Tuesday 2 August 2016

Trump's Honduras Horror

Those of you with the slightest interest in American politics may have heard of Donald Trump. The Republican nominee for United States President has split the country down the middle, horrifying as many as he fascinates.
A major theme of his campaign stance is his promise to bring jobs back to America. He wants to restart industry in the moribund Heartland states, the core of his support. But Trump can be as guilty of outsourcing as his opponents. Take, for example, the well-shared photo of his iconic 'Make America Great Again' cap, highlighting its 'Made In China' tag.
It's no surprise that many items that bear the Trump branding are made overseas. But, as a coruscating Buzzfeed article recently made clear, clothes made using Trump's name are cut and sewn in factories with some of the worst worker's rights records out there.
Honduras is not known for a progressive approach to dealing with the people who work in the huge garment factories that crank out clothing for multinational brands.

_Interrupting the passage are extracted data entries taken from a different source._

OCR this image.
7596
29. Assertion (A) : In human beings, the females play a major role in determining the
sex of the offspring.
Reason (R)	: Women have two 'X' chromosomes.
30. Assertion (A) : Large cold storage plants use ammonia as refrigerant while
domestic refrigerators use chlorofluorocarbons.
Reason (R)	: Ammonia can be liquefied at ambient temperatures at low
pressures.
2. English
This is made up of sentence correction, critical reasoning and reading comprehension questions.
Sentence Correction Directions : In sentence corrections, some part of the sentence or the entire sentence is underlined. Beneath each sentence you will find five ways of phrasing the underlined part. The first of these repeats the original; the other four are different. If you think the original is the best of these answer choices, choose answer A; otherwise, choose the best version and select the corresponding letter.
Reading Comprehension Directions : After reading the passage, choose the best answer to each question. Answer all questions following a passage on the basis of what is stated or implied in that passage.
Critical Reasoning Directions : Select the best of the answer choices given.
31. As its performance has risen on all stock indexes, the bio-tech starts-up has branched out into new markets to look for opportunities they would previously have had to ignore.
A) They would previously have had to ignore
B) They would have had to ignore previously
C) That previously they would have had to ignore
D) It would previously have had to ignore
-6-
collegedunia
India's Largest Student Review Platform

In fact, workers are often abused and silenced if they dare to make a stand.
Protexsa, a company owned by one of Honduras' highest-ranked families, holds a reputation for tough conditions even in an environment that treats workers as second-class citizens. The factory floor often reaches temperatures of 105 degrees. But people on the line limit themselves to small sips of water as they work. Even toilet breaks could cause them to slip behind quota and lose the production bonuses that allow them to live instead of just survive.
Worker Rights Consortium, a labour-rights monitoring organisation based in Washington investigated Protexsa in 2013. That followed concerns about the clothing the factory produced for the City of Los Angeles. WRC's report concluded Protexsa to be in 'serious violation' of fair working conditions. Workers were forced to take mandatory six-day weeks and faced abusive supervisors.
Until 2014, when records become unavailable, thousands of items of Trump-branded clothing came out of Protexsa. The clothes were marketed as luxury items. They were bound for stores like Macy's (who recently stopped stocking the brand following Trump's derogatory statements on Latino workers).  But their manufacture took place in an environment that was anything but.
The Republican nominee's organisation is keeping a tight lid on details about the sources of Trump-branded products. This is unsurprising, as scrutiny of the man and his business practices will only increase as we head towards November. It'll be interesting to see what new insights we glean about the most divisive Presidential candidate in recent US history, based on the way he sources his production.